Cette communication dresse le constat d'un changement de paradigme. Le blocage du détroit d'Ormuz, consécutif au déclenchement de la guerre le 28 février 2026, a provoqué la plus grave crise d'approvisionnement pétrolier de l'histoire récente sans pour autant entraîner, à ce jour, de rupture d’approvisionnement en Europe. Le risque énergétique est moins celui d'une pénurie, c'est-à-dire d'une tension sur la ressource, que celui d'une tension sur les prix. Même dans les scénarios les plus sévères, l'Union ne manque pas de gaz naturel liquéfié ; mais les prix peuvent atteindre des niveaux dont les dommages économiques – inflation, contraction de la croissance, dégradation des comptes publics – sont comparables à ceux d'une pénurie physique. En 100 jours de conflits, l’Institut Jacques Delors estime ainsi les surcoûts d’approvisionnement pour l’Union à environ 60 milliards d’euros.
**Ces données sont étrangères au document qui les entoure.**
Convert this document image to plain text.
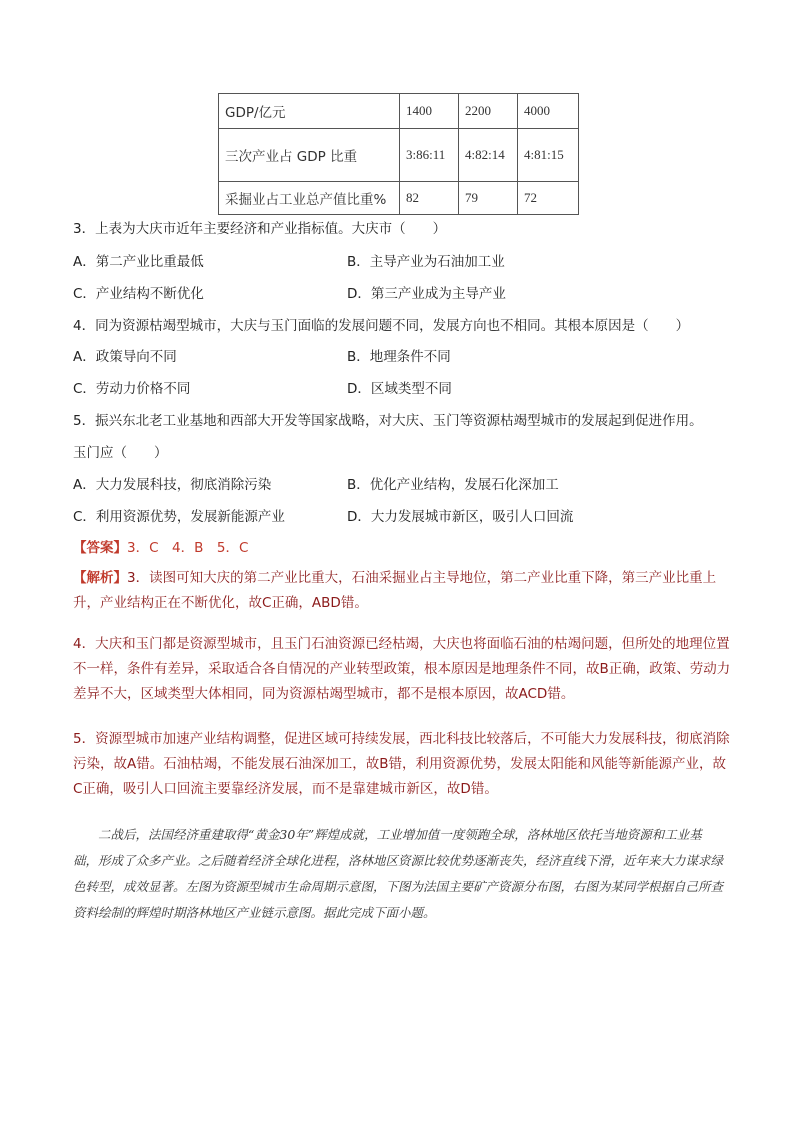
GDP/亿元	1400	2200	4000
三次产业占 GDP 比重	3:86:11	4:82:14	4:81:15
采掘业占工业总产值比重%	82	79	72
3．上表为大庆市近年主要经济和产业指标值。大庆市（　　）
A．第二产业比重最低	B．主导产业为石油加工业
C．产业结构不断优化	D．第三产业成为主导产业
4．同为资源枯竭型城市，大庆与玉门面临的发展问题不同，发展方向也不相同。其根本原因是（　　）
A．政策导向不同	B．地理条件不同
C．劳动力价格不同	D．区域类型不同
5．振兴东北老工业基地和西部大开发等国家战略，对大庆、玉门等资源枯竭型城市的发展起到促进作用。
玉门应（　　）
A．大力发展科技，彻底消除污染	B．优化产业结构，发展石化深加工
C．利用资源优势，发展新能源产业	D．大力发展城市新区，吸引人口回流
【答案】3．C　4．B　5．C
【解析】3．读图可知大庆的第二产业比重大，石油采掘业占主导地位，第二产业比重下降，第三产业比重上升，产业结构正在不断优化，故C正确，ABD错。
4．大庆和玉门都是资源型城市，且玉门石油资源已经枯竭，大庆也将面临石油的枯竭问题，但所处的地理位置不一样，条件有差异，采取适合各自情况的产业转型政策，根本原因是地理条件不同，故B正确，政策、劳动力差异不大，区域类型大体相同，同为资源枯竭型城市，都不是根本原因，故ACD错。
5．资源型城市加速产业结构调整，促进区域可持续发展，西北科技比较落后，不可能大力发展科技，彻底消除污染，故A错。石油枯竭，不能发展石油深加工，故B错，利用资源优势，发展太阳能和风能等新能源产业，故C正确，吸引人口回流主要靠经济发展，而不是靠建城市新区，故D错。
二战后，法国经济重建取得“黄金30年”辉煌成就，工业增加值一度领跑全球，洛林地区依托当地资源和工业基础，形成了众多产业。之后随着经济全球化进程，洛林地区资源比较优势逐渐丧失，经济直线下滑，近年来大力谋求绿色转型，成效显著。左图为资源型城市生命周期示意图，下图为法国主要矿产资源分布图，右图为某同学根据自己所查资料绘制的辉煌时期洛林地区产业链示意图。据此完成下面小题。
Ce constat commande une double exigence. À court terme, la protection des consommateurs les plus exposés appelle des aides ciblées et préservant le signal-prix, à rebours du bouclier tarifaire de 2022, coûteux et anti-redistributif, ainsi qu'un partage du coût de la crise par la taxation des profits exceptionnels, une coordination à 27 de la réduction de la demande et la constitution de stocks stratégiques européens, seule à même de peser sur des marchés mondialisés. À long terme, seule la décarbonation de l'économie neutralise durablement l'exposition de l'Union aux chocs d’offre négatifs. Chaque usage électrifié et chaque kilowattheure économisé « chasse » des importations fossiles. Encore faut-il que cette politique soit effectivement financée, qu'elle ne soit pas débudgétisée au point de pouvoir être défaite par décret, et qu'elle accompagne les publics qui n'ont pas la main sur leur consommation.